Besonders hervorheben möchte ich hierbei die Fähigkeit des Autors naturwissenschaftliche Grundgesetze und Theorien mit der Religion und dem fiktionalen zu verbinden. Alle von ihm gezogenen Schlußfolgerungen sind sehr gut nachvollziehbar und es fällt auf den ersten Blick schwer zu erkennen, wo die Tatsachen aufhören und die Fiktion beginnt.
Durch den starken wissenschaftlichen Bezug und der intensiven Beschäftigung mit den Naturwissenschaften innerhalb dieses Romans bleibt wie befürchtet die Spannungskurve ein wenig auf der Strecke. Über weite Strecken ähnelt der Roman eher einem Einführungskurs in die Naturwissenschaften als einem Thriller. Mich persönlich hat dies allerdings nicht gestört, da ich die Abhandlungen als äußerst interessant und lehrreich empfunden habe. Dies soll aber nicht heißen, dass der Roman über weite Strecken langweilig wird. Die klassische Thriller-Spannungskurve flacht zwar immer wieder ab, der Autor schafft es aber jedes Mal wieder sie aufs Neue zu beleben. 

Neben den beiden bereits angesprochenen Handlungsschwerpunkten gibt es auch noch einen weiteren und der betrifft das Privatleben von Kryptanalyst Tomás. Auch diesen Strang bindet der Autor sehr gut in die Gesamtgeschichte ein und dient vor allem auch dazu dem Protagonisten etwas mehr Tiefe und Menschlichkeit zu geben. Die anderen Hauptpersonen, vorallem die Herren des CIA bleiben dafür eher große Unbekannte. Man erfährt von ihnen nur das für die Handlung notwendige und daher bleiben sie bis zum Schluß eher zweidimensionale Charaktere.

Die Erzählweise des Autors passt sehr gut zu dem Buch und gibt dem Ganzen meiner Meinung nach noch einen Funken mehr Authentizität. Gerade die Gespräche von Tomas mit einigen Universitätsprofessoren wurden sehr gut dargestellt. Obwohl es sich eigentlich um Dialoge handelt, hat man während des Lesens das Gefühl einem Monolog zu lauschen. Ein durchaus typisches Verhalten eines Professors der einem Uneingeweihten seine Materie erklärt. 

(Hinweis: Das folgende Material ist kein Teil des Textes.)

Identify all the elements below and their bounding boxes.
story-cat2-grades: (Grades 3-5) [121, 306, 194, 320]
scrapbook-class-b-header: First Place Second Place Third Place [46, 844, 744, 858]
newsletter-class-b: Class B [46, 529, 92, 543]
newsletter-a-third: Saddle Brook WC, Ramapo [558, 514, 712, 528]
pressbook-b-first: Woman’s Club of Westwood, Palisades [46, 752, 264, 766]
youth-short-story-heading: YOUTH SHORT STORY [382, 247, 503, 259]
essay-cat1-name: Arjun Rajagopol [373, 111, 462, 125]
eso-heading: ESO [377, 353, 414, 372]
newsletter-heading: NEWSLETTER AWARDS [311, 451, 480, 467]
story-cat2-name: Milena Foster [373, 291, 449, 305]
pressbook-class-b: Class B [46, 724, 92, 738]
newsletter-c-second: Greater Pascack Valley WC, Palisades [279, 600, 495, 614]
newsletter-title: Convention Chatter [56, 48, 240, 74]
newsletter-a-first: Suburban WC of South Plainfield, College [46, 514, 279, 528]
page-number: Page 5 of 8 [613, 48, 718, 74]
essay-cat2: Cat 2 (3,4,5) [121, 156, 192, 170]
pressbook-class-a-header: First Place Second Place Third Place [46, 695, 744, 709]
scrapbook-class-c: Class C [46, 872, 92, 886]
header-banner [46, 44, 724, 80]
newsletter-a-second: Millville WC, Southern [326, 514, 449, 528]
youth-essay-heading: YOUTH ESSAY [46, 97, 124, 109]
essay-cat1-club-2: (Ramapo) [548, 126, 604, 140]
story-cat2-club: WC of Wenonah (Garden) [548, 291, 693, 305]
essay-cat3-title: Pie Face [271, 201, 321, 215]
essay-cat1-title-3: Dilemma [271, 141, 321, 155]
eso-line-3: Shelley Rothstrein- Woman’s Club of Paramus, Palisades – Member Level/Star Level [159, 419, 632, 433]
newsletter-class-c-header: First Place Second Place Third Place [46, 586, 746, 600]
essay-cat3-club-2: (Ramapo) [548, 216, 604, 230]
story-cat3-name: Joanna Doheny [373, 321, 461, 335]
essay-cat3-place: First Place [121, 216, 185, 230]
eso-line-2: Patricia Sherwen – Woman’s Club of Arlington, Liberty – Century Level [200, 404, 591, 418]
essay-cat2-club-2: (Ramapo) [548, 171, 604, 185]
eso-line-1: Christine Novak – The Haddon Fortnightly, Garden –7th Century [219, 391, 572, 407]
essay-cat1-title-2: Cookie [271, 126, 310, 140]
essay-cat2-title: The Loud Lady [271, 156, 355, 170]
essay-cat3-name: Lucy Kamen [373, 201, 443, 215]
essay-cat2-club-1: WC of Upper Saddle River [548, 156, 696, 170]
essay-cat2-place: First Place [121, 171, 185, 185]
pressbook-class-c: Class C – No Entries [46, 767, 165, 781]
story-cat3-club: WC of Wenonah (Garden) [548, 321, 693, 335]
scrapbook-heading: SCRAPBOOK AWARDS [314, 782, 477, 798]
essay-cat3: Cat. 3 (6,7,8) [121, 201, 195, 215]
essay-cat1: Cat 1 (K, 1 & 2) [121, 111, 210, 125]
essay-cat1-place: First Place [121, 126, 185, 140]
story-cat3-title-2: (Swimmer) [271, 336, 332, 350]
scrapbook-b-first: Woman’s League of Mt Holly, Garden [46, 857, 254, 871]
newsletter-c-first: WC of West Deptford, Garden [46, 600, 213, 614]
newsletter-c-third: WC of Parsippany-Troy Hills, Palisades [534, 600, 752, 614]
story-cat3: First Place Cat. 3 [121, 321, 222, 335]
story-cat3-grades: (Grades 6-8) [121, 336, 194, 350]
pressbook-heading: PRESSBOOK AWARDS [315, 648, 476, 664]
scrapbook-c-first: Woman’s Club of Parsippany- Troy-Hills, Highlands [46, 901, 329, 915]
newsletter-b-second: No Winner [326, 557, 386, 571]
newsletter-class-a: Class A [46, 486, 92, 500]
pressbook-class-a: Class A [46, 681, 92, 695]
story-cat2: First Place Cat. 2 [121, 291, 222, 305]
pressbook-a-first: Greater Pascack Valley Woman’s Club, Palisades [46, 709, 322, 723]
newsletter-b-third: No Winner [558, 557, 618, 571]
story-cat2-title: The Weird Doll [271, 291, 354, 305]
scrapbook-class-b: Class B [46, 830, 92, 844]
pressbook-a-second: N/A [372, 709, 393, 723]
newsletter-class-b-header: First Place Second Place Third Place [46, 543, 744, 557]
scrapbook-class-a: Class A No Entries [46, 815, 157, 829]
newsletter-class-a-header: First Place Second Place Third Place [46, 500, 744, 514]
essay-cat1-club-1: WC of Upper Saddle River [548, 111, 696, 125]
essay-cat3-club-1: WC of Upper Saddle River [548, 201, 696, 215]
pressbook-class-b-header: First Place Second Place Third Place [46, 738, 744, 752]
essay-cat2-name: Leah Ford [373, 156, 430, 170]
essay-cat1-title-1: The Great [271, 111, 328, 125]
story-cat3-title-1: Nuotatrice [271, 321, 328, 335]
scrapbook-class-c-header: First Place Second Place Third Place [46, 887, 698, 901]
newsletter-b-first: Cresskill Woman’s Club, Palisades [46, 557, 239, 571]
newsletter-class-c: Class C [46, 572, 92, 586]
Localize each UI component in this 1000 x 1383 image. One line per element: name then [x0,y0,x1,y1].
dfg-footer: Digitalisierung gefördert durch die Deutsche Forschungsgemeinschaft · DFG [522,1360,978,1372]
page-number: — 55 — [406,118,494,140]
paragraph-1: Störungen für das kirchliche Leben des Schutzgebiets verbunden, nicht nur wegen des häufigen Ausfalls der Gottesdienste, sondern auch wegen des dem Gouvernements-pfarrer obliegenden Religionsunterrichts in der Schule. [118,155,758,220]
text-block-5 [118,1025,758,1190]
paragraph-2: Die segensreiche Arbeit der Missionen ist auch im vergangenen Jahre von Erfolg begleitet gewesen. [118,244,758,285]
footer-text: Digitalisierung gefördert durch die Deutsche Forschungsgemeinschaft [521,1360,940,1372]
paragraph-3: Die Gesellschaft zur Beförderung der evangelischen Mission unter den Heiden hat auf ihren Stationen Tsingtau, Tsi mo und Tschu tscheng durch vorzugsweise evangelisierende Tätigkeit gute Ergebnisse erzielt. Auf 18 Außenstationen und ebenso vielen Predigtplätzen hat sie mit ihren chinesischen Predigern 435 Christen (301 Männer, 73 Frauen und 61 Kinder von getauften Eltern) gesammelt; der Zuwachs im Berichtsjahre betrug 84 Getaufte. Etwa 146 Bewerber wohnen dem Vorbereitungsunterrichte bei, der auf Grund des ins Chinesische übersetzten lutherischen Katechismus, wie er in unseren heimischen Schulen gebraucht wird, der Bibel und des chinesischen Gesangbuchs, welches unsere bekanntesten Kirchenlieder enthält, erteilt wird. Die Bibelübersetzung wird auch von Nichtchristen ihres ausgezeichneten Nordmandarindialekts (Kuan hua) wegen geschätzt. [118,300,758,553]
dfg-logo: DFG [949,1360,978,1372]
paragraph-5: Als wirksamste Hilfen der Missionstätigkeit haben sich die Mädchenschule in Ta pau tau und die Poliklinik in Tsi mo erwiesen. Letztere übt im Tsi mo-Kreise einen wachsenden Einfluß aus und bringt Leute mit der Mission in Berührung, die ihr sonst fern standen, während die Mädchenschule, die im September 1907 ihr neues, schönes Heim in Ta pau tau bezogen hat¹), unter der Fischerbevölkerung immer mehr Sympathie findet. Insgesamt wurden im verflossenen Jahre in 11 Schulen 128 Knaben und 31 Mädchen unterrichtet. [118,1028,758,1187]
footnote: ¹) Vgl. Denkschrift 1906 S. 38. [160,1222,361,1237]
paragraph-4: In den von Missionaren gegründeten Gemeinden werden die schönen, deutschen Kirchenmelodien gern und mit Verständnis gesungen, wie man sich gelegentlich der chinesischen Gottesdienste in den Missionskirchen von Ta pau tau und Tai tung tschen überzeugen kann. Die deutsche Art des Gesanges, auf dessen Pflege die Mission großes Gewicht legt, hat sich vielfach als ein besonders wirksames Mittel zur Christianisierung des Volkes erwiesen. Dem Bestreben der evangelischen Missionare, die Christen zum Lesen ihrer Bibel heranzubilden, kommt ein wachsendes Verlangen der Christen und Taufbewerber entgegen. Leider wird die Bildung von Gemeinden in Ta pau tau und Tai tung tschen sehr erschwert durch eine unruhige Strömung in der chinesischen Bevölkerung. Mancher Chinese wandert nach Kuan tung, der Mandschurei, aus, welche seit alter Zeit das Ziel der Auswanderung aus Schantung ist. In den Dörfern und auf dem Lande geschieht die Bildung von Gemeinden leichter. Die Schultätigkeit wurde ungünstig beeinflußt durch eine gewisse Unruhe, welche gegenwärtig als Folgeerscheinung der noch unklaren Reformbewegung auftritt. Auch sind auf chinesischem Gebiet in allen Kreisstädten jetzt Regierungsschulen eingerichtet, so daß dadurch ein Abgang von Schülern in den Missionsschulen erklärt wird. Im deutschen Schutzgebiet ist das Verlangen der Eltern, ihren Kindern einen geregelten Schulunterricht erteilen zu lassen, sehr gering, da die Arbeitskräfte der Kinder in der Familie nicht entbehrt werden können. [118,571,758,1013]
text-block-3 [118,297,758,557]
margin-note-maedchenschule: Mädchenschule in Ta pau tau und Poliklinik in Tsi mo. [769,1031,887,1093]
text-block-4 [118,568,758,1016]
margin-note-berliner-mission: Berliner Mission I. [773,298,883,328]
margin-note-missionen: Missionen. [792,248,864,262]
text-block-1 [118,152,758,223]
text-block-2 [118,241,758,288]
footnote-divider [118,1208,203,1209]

J.R. Dos Santos schafft den doch sehr schwierigen Spagat zwischen einem ansprechenden Thriller und einer anspruchsvollen Lektüre. "Das Einstein Enigma" ist nicht unbedingt ein Buch das man einfach so nebenbei lesen sollte, dafür sind manche Themen einfach zu komplex. Für naturwissenschaftlich Interessierte aber eine sehr gute Lektüre, die auf jeden Fall die Neugier für den Nachfolgeband, der im März 2018 erscheinen soll, macht.